Students will gain training and experience in: 

  • Articulating an appropriate question/hypothesis 
  • Identifying an appropriate study design and data set for answering the question 
  • Obtaining IRB approval
  • Gaining familiarity with aspects of data management 
  • Identifying and applying appropriate statistical methods and correctly interpreting results 
  • Gaining familiarity with tracking and recording steps in the analysis of a data set 
  • Writing up the results of a data analysis for a professional publication 
  • Oral presentation of the results

Clinical research has a three-part definition:

(a) Patient-oriented research. Research that is conducted with human subjects and  involves material of human origin (such as tissues, specimens and cognitive phenomena) for which an investigator (or colleague) directly interacts with human subjects in an outpatient or inpatient setting to clarify a problem in human physiology, pathophysiology or disease. This area of research includes: 

Mechanisms of human disease (e.g. role of inflammation in development of diabetes)

Therapeutic interventions (e.g. comparison of techniques of home hemodialysis for ESRD)

Clinical trials (e.g. randomized trial of different surgical procedures for spinal stenosis)

Development of new technologies (e.g. role of epigenetic markers in colon cancer)

(b) Epidemiologic and behavioral studies. Studies that deal with the causes, distribution, and control of disease in populations; and research in which the actions and reactions of humans (e.g. patients or health care providers) in response to external and internal stimuli are studied through observational and experimental methods. Examples of this kind of research include:

Studies of biological, psychological or social risk factors for acquiring a disease or for disease progression (e.g., quantifying the risk of lung cancer among smokers; the risk of obesity among individuals who are sedentary; the risk of heart disease among individuals with depression; the risk of mental illness among individuals exposed to violence or trauma)

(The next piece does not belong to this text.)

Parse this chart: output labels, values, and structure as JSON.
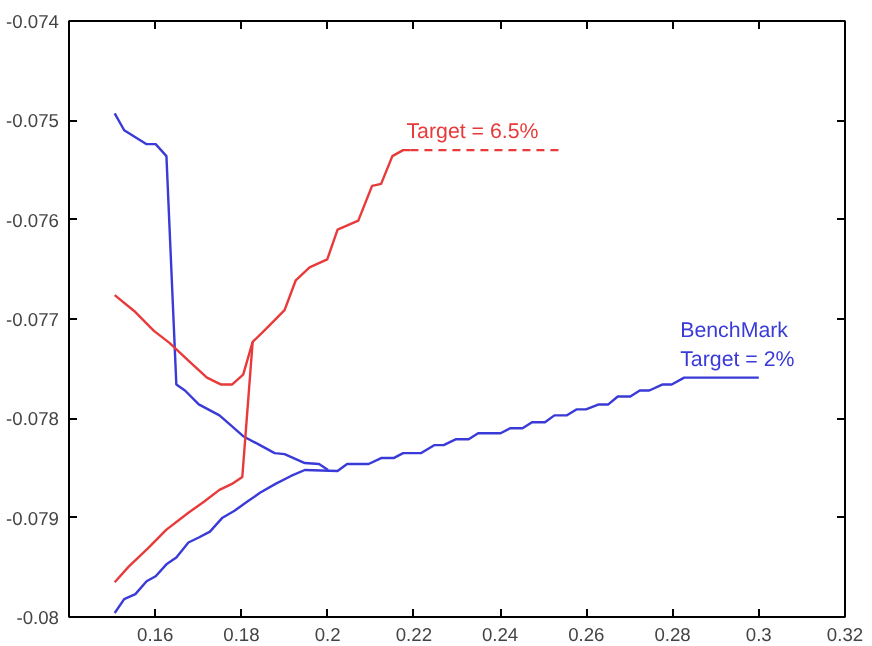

Studies of the impact of behavioral interventions on the risk of developing a disease or its complications (e.g., the impact of dietary or physical activity interventions on the development of high blood pressure or diabetes in a group of research subjects)

(c) Outcomes research and health services research. A multidisciplinary field of scientific investigation that examines how people get access to health care, how much care costs, and what happens to patients as a result of this care. For clinicians and patients, outcomes research provides evidence about benefits, risks, and results of treatments so they can make more informed decisions. For health care managers and purchasers, outcomes research can identify potentially effective strategies they can implement to improve the quality and value of care. Outcomes research seeks to understand the end results of particular health care practices and interventions. These end results may include mortality, physiologic measures, clinical events, equity of services, as well as effects that people experience and care about, such as symptoms, functional measures (quality of life), and patient experiences with care. Examples of outcomes and health services research include:

A study that develops a way for clinicians to determine which patients with pneumonia can be treated safely at home, an option that not only reduces Medicare costs but is preferred by many patients.

A study that identifies and addresses the barriers to better care for myocardial infarctions — for example, through development of a tool to help doctors know which patients with suspected heart attacks will benefit from thrombolytic treatment.

A study of the impact of a quality improvement program for depression on depression symptoms,
functional status, and patient satisfaction with care.